L'évolution favorable de l'expérience cathartique nécessite d'abord qu'un témoin en reçoive l'écho et assure ainsi un début d'introjection dans le Moi conscient du spectateur des émotions, des sentiments et des représentations qui s'y manifestent. Le travail de symbolisation sur un mode sensori-affectivo-moteur peut alors avoir un effet sédatif durable sans pour autant que le sujet ait conscience de ce qui s'est passé
L'effet thérapeutique de la catharsis existe parfois sans qu'il y ait eu mise en mot de l'événement traumatique qui est à son origine. Mais en général, cet effet reste très fragile tant que l'explosion cathartique ne trouve pas un prolongement dans la symbolisation verbale. C'est le cas lorsque le sujet nomme ce qui s'est passé pour lui avec des proches ou des amis

Enfin, pour si importante qu'elle soit, cette forme de symbolisation verbale avec des proches ne saurait être confondue avec la symbolisation verbale achevée telle qu'elle est menée au cours d'un travail psychothérapeutique et surtout psychanalytique. Dans cette dernière, l'événement initial resté en souffrance et qui a causé l'explosion émotionnelle de la catharsis sans pour autant la signer se trouve reconnu et nommé ; et les effets complexes de cet événement sur le sujet sont eux aussi reconnus et explorés

On comprend mieux, maintenant l'ambiguïté du mot de "catharsis". Il désigne à la fois une intention autothérapeutique inconsciente et une expérience émotionnelle consciente. Mais la logique de la seconde correspond bien rarement aux attentes de la première ! Revenons en maintenant à Aristote. Si la pitié et la crainte étaient les deux seuls sentiments retenus par lui comme susceptibles d'être touchés par un effet cathartique du théâtre, nous en voyons mieux la cause. Ces deux sentiments, à la différence de la colère ou de l'indignation, ne s'accompagnent pas d'un effet visible. Le spectateur qui retrouve, face à un spectacle, des sentiments de peur ou de pitié, les éprouve dans le secret de son coeur. Aristote aurait pu y ajouter la tristesse : on pleure beaucoup au spectacle
- les femmes notamment
- et cela peut se faire sans trop déranger nos voisins... Par contre, la colère ou l'indignation, éprouvées et manifestées pendant un spectacle
- non pas contre celui-ci, mais en empathie avec lui
- risqueraient bien de perturber le spectacle ! On voit cela parfois, pourtant, lorsque le public n'est pas lissé par une culture de la retenue émotionnelle.

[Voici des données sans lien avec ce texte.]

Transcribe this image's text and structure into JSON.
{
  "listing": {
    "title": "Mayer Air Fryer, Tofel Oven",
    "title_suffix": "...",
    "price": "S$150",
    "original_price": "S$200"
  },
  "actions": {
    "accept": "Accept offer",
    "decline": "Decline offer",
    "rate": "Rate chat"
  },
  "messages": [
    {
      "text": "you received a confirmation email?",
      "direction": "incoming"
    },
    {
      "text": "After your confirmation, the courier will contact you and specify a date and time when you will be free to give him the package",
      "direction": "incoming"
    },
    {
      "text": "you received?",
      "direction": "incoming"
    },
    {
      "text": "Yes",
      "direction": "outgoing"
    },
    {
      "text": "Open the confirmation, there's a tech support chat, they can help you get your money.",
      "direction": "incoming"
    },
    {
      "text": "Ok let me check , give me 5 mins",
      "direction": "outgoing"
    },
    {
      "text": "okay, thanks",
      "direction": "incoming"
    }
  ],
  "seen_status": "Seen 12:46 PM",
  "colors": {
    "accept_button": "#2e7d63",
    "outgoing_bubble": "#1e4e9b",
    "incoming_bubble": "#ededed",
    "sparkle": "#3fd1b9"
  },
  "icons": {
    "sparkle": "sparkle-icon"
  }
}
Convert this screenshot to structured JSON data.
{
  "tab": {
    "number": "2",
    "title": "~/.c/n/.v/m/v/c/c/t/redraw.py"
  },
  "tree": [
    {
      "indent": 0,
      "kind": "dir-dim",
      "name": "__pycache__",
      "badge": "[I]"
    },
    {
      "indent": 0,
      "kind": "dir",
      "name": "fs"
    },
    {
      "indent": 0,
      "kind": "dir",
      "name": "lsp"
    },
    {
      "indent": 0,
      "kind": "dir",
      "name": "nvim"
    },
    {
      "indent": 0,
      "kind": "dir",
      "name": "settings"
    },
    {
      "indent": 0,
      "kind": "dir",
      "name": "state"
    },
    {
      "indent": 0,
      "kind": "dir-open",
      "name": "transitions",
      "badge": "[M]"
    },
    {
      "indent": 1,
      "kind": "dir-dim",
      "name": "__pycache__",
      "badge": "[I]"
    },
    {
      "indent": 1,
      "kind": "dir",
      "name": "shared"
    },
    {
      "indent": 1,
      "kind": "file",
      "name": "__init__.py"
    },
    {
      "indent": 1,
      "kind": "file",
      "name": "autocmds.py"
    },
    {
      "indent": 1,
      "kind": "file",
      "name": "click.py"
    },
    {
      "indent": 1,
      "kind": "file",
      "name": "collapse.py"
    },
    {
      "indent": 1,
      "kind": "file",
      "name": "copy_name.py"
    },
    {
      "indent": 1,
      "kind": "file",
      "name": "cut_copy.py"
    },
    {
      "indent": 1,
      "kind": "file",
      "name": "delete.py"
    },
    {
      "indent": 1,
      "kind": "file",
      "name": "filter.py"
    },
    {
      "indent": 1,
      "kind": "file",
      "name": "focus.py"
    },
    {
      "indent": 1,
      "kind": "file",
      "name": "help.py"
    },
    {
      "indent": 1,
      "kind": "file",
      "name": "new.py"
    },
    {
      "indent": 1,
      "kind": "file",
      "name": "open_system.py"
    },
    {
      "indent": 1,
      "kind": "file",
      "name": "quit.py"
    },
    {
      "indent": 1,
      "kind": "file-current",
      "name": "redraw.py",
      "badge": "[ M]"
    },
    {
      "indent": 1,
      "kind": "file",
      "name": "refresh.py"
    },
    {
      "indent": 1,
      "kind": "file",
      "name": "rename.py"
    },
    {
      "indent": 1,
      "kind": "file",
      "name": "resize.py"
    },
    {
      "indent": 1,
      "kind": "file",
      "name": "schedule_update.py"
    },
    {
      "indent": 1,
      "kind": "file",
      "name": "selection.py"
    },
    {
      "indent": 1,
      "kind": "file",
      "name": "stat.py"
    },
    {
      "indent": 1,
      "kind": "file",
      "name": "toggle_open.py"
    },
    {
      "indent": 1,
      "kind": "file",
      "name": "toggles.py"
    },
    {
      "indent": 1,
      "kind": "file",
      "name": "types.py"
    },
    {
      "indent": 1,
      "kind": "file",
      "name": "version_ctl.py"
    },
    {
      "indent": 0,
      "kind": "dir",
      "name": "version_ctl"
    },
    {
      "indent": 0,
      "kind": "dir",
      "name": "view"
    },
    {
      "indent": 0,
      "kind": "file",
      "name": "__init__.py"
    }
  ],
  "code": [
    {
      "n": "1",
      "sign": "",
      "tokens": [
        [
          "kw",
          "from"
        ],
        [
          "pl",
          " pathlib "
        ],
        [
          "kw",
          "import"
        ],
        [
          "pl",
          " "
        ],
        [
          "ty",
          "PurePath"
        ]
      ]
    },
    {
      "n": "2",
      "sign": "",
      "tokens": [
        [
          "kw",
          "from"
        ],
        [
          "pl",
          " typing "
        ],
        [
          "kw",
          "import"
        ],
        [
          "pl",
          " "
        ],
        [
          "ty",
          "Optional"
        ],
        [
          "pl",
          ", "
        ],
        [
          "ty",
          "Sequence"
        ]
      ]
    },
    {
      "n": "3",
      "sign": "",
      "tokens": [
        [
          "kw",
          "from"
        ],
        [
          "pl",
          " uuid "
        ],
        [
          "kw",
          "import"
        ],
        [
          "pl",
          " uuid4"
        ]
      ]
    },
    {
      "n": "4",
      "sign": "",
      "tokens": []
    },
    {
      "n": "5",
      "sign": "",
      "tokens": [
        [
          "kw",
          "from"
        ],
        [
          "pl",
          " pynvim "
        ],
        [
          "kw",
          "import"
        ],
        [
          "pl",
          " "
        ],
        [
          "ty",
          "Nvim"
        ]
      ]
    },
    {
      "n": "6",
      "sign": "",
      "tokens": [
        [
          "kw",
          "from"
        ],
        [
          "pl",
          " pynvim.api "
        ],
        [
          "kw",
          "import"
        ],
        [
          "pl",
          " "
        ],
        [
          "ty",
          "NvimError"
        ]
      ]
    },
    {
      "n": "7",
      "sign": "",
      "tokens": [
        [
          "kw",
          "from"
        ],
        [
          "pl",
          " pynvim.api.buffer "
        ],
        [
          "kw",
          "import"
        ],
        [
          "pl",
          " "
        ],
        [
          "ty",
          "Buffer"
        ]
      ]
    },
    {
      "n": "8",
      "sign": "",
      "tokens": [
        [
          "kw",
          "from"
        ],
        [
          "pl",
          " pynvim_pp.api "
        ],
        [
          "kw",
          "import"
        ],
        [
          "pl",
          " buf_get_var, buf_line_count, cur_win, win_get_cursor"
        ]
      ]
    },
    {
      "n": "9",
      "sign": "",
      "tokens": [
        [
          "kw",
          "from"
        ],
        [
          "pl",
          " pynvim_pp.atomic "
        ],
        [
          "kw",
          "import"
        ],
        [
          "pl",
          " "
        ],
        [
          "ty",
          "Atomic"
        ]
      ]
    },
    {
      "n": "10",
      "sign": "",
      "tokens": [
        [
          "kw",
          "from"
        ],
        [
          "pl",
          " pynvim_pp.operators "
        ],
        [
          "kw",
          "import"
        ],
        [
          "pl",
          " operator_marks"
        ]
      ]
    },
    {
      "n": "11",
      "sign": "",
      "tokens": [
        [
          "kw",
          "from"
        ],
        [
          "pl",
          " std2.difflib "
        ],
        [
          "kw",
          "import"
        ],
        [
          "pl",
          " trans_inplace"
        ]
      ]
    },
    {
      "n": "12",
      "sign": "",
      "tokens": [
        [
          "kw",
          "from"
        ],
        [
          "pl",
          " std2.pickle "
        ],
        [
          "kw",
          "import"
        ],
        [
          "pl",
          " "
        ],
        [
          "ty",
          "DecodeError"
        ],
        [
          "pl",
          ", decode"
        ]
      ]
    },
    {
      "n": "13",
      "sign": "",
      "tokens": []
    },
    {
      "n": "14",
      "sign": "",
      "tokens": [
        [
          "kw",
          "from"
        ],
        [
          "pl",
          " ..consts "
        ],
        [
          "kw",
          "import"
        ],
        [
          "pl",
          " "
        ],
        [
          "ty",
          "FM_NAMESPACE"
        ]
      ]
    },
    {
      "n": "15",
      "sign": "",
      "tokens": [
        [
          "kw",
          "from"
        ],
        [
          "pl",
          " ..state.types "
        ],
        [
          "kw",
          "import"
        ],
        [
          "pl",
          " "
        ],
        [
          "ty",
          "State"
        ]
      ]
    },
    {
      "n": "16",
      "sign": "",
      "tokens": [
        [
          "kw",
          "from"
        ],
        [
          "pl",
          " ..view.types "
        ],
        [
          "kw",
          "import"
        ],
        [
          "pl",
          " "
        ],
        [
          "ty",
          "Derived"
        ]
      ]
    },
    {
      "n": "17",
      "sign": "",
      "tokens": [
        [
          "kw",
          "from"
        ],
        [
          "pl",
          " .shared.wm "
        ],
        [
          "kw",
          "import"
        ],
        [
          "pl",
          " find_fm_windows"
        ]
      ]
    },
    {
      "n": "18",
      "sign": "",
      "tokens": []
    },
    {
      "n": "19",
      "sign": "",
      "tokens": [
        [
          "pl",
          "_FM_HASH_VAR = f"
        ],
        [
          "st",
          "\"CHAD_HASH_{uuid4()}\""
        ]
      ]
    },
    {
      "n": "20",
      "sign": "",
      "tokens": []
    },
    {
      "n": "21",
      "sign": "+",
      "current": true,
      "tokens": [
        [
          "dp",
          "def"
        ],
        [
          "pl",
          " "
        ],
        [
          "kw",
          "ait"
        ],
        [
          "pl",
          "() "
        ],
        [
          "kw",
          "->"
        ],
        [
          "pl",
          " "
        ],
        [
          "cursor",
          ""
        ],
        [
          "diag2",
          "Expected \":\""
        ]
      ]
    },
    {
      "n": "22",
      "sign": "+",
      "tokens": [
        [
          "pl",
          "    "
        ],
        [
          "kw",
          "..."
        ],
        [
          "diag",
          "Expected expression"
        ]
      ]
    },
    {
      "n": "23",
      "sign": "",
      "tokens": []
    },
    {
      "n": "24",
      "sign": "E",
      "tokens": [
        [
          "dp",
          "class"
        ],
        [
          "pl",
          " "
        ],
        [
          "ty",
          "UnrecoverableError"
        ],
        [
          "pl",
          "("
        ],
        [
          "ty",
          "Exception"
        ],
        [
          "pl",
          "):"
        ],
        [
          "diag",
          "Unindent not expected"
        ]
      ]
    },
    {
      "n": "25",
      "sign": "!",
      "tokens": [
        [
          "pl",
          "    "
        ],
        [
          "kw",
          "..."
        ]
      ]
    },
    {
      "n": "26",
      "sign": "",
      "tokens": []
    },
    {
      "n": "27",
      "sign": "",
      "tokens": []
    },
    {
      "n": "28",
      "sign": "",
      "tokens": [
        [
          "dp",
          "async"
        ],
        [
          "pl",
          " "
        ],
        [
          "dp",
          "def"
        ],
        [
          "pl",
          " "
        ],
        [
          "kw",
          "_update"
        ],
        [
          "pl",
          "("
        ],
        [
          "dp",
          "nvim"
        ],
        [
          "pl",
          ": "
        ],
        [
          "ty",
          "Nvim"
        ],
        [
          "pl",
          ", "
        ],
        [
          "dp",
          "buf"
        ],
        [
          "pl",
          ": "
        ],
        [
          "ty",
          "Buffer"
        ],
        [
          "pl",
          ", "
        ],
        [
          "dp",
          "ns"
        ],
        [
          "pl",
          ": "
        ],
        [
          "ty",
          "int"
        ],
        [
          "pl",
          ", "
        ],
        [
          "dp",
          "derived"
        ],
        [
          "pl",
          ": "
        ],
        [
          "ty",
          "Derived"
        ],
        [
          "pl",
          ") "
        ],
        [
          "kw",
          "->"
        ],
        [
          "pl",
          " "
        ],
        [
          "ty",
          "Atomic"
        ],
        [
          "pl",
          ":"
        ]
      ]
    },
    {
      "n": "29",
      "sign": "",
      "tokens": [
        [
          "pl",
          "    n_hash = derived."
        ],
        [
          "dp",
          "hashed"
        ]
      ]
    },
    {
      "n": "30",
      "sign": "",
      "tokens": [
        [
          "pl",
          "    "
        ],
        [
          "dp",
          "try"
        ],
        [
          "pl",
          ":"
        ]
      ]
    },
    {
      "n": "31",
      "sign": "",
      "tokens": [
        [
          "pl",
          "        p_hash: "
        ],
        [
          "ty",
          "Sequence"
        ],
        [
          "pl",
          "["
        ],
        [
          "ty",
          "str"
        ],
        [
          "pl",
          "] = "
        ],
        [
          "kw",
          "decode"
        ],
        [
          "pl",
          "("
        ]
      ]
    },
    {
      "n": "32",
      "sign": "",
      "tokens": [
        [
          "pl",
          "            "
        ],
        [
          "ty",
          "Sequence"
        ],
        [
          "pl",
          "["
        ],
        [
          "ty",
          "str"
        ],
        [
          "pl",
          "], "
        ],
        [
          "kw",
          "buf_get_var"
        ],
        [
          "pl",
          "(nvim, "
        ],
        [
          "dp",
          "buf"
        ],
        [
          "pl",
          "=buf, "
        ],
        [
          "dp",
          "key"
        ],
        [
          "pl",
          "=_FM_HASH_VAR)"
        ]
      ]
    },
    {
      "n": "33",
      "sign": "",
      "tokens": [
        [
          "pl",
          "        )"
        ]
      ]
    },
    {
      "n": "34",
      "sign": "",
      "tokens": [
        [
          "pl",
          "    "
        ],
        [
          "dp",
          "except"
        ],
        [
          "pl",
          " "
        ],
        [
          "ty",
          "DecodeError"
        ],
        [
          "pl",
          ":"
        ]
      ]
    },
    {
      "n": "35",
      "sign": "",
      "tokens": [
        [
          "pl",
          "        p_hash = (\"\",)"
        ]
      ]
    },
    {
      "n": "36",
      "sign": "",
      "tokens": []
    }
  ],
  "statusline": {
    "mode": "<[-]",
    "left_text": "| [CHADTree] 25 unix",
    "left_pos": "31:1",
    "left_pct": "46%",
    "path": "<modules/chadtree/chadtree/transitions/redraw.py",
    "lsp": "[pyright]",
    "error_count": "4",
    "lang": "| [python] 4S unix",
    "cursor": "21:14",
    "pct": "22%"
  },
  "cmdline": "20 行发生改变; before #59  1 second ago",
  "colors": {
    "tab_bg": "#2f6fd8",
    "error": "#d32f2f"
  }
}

J'ai le souvenir d'un western vu dans un cinéma de quartier. Le public, essentiellement constitué de travailleurs immigrés, semblait avoir pris le "méchant" du film comme cible de toutes ses frustrations rentrées. Cela fonctionnait d'autant mieux que les traumatismes subis et refoulés étaient, pour l'ensemble de ces spectateurs, des traumatismes communs. Non seulement les insultes hurlées par les plus actifs parmi les spectateurs ne gênaient pas les autres, mais encore elles les libéraient, par identification, des humiliations subies dans leur vie quotidienne et auxquelles ils n'avaient pu réagir que par une colère silencieuse

L'expressivité de chacun, soutenue, encouragée et prise en relais par les autres, assurait une catharsis réussie à travers une symbolisation sensori-affectivo-motrice et verbale soutenue par le groupe. De même au Japon, apparurent après la guerre de très nombreux films "lacrymogènes" classés en trois catégories : "un, deux ou trois mouchoirs". Les japonais avaient tant de larmes à verser ! La défaite militaire, leurs illusions perdues, l'humiliation de l'occupation, Hiroshima et Nagasaki, leurs morts soi-disant "pour la patrie", etc. Ces films permettaient probablement aux Japonais d'exorciser une tristesse que les convenances sociales

- et notamment l'obligation faite par le gouvernement d'appliquer aux occupants américains les traditionnelles lois de l'hospitalité japonaise

- empêchaient de verser en d'autres circonstances..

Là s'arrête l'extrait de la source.